Fin avril 1945, les nombreux bombardements apparaissent comme un espoir au bout
de 37 mois de captivité. « C'était très long, chaque jour, on s'attendait à
quelque chose », se rappelle « Vony », son surnom dans le camp.
Finalement, Ravenbrück est libéré le 30 avril 1945 par l’Armée rouge ;
cependant, elle ne revient en France que le 25 juin 1945.
Le 5 mai 1945, les alliés arrivent. C'est la fin du calvaire pour Yvonne Abbas
qui revient en France, « reprend la vie » malgré son veuvage.
En effet, son mari, Florent Debels, est arrêté le 2 mai 1942, à Sin-le-Noble
(Nord) chez Charles Loubry (jeune résistant de dix-sept ans) à la suite d’une «
fuite » d’un résistant gravement blessé, puis torturé et fusillé. De la prison
de Cuincy, il est envoyé à la prison de Louvain (Belgique) où le tribunal
militaire allemand le condamne à mort le 5 juin 1942 pour « détention d’armes à
feu et propagande illégale communiste ». Il est fusillé au crépuscule du 1er
juillet 1942 au fort du Vert-Galant, à Wambrechies (Nord) avec Louis Petit et
Jean Bracq.
Engagement
Inlassablement, cette Résistante de la première heure et rescapée du camp de
Ravensbrück témoigne notamment dans les établissements scolaires.
Sa volonté de raconter l'enfer de Ravensbrück est d'autant plus grande qu'elle
en a longtemps été empêchée. « À la Libération, personne ne voulait parler, se
souvient-elle. Il y avait une honte de la souffrance, le traumatisme était trop
grand. On a dû laisser passer une génération avant de pouvoir raconter.
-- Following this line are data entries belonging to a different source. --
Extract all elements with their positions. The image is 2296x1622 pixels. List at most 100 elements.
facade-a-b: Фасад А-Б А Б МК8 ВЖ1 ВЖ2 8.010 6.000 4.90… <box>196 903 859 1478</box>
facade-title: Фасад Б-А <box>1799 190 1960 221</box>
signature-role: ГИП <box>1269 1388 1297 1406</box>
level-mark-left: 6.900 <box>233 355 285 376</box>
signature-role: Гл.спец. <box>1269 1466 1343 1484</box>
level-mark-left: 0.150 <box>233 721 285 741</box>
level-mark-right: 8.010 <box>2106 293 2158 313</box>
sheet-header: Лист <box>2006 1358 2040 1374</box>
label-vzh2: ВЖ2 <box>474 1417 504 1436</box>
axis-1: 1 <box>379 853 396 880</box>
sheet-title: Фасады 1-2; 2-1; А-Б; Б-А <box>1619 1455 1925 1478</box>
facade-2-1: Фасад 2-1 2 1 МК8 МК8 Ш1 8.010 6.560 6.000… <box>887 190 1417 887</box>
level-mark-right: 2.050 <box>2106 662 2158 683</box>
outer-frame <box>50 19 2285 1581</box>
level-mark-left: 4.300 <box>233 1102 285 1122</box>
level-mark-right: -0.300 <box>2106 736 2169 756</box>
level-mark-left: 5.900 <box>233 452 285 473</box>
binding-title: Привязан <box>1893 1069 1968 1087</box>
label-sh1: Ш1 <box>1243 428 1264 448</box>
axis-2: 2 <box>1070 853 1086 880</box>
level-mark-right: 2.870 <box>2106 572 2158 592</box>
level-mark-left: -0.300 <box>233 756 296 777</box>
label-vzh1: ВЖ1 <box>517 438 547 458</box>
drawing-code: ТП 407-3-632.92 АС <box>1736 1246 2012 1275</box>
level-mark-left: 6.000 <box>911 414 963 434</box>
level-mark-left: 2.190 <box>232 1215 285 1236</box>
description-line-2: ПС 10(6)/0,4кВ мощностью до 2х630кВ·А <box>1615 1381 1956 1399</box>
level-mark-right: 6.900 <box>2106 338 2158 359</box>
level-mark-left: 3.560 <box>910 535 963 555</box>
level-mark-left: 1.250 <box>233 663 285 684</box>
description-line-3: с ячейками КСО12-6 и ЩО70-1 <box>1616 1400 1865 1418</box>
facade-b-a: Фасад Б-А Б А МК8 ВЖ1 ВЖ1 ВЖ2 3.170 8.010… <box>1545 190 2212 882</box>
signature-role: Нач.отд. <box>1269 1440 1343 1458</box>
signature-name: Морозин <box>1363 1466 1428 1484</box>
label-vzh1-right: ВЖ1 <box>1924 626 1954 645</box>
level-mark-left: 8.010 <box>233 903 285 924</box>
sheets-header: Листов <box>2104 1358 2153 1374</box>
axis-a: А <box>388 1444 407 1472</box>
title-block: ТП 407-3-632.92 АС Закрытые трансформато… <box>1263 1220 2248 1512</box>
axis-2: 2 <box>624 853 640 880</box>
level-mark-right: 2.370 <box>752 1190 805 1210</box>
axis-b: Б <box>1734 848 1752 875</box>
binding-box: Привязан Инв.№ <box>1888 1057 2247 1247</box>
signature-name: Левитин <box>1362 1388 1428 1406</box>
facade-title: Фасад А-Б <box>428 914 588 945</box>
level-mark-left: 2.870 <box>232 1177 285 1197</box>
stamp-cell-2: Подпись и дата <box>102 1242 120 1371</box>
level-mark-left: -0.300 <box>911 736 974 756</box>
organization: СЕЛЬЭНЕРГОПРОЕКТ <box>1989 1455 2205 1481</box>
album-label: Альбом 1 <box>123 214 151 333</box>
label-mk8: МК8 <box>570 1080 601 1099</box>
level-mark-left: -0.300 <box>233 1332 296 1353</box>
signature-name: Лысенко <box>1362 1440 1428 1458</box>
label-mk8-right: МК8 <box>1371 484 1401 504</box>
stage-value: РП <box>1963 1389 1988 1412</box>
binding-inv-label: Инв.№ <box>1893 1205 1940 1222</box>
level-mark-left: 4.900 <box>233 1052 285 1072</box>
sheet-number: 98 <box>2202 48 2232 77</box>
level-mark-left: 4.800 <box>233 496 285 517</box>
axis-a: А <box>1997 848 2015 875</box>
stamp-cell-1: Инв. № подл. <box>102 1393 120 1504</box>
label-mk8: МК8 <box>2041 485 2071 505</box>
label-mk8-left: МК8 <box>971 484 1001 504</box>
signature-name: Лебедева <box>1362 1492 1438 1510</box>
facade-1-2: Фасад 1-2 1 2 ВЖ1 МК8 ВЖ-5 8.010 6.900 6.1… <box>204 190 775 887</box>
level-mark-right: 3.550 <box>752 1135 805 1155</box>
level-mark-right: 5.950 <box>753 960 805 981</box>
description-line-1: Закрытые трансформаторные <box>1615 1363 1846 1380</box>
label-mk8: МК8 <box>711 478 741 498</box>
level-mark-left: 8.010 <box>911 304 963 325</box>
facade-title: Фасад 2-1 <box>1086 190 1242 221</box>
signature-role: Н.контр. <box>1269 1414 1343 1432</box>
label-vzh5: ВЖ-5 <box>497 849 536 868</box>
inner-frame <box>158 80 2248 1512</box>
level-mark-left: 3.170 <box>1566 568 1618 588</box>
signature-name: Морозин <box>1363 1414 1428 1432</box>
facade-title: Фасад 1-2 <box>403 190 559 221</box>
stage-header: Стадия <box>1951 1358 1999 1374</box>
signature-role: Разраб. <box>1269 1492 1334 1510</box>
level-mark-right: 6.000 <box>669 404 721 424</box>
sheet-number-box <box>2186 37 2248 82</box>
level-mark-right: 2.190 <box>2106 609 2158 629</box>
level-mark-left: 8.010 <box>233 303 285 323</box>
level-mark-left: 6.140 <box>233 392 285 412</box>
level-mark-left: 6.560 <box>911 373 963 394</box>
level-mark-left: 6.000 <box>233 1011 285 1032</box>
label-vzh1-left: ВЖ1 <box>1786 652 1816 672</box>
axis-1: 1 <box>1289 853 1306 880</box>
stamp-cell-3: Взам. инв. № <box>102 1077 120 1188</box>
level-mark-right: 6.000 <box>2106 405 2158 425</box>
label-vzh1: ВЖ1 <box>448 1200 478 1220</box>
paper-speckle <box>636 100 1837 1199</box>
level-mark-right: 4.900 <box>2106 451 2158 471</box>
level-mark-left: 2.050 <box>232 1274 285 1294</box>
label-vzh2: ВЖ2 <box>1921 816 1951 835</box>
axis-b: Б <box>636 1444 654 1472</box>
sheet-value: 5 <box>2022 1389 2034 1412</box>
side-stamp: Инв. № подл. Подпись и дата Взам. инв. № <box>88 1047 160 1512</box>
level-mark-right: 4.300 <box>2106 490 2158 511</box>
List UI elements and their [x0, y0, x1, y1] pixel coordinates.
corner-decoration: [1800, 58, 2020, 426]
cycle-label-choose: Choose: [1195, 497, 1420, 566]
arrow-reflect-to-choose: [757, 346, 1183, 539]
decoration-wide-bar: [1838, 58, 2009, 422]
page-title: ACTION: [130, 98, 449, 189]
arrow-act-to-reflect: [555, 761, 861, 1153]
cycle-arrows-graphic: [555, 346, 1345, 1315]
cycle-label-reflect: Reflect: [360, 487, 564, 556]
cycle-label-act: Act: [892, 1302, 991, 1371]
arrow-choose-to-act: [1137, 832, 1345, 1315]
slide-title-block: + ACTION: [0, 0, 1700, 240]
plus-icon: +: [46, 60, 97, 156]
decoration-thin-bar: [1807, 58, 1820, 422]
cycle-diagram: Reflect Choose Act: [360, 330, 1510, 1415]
Avant,
c'était trop tôt, on ne nous croyait pas toujours ». Lorsqu'elle se rend dans
les établissements scolaires, Yvonne Abbas n'oublie jamais d'apporter une robe
de bagnard, identique à l'unique vêtement qu'elle a porté pendant sa détention.
« On est souvent surpris de voir ce que les enfants savent mais il est
primordial de témoigner encore et toujours. Les livres d'histoire n'en disent
pas assez et les profs n'ont pas toujours le temps. Avec nos témoignages, on
raconte des choses qu'ils n'imaginent même pas».
Yvonne Abbas s'implique également dans le Concours national de la résistance et
de la déportation à destination des collégiens. « Je fais le choix de parler
pour tous ceux qui ne sont pas revenus. Voilà pourquoi je ne pense pas que l'on
puisse dire que je suis bénévole, c'est un devoir de mémoire. » « Mais on le
fait sans stigmatiser les Allemands. Les nouvelles générations n'ont pas à payer
pour les crimes passés ».
Aujourd'hui, elle pense toujours à ses anciens camarades disparus mais ne
regrette jamais son engagement dans la Résistance : « Ce que l'on peut
regretter, c'est de ne pas en avoir fait assez ».
Distinctions
Officier de la Légion d'honneur
Médaille militaire
Combattant volontaire de la Résistance
Ancien combattant
Chevalier dans l'ordre des Palmes académiques
Présidente de la Section ANACR Lille - La Madeleine,
Présidente de l’Association du musée de la Résistance en Zone Interdite de
Denain,
Membre du bureau national de l’Amicale de Ravensbrück,
Membre du comité national de la FNDIRP.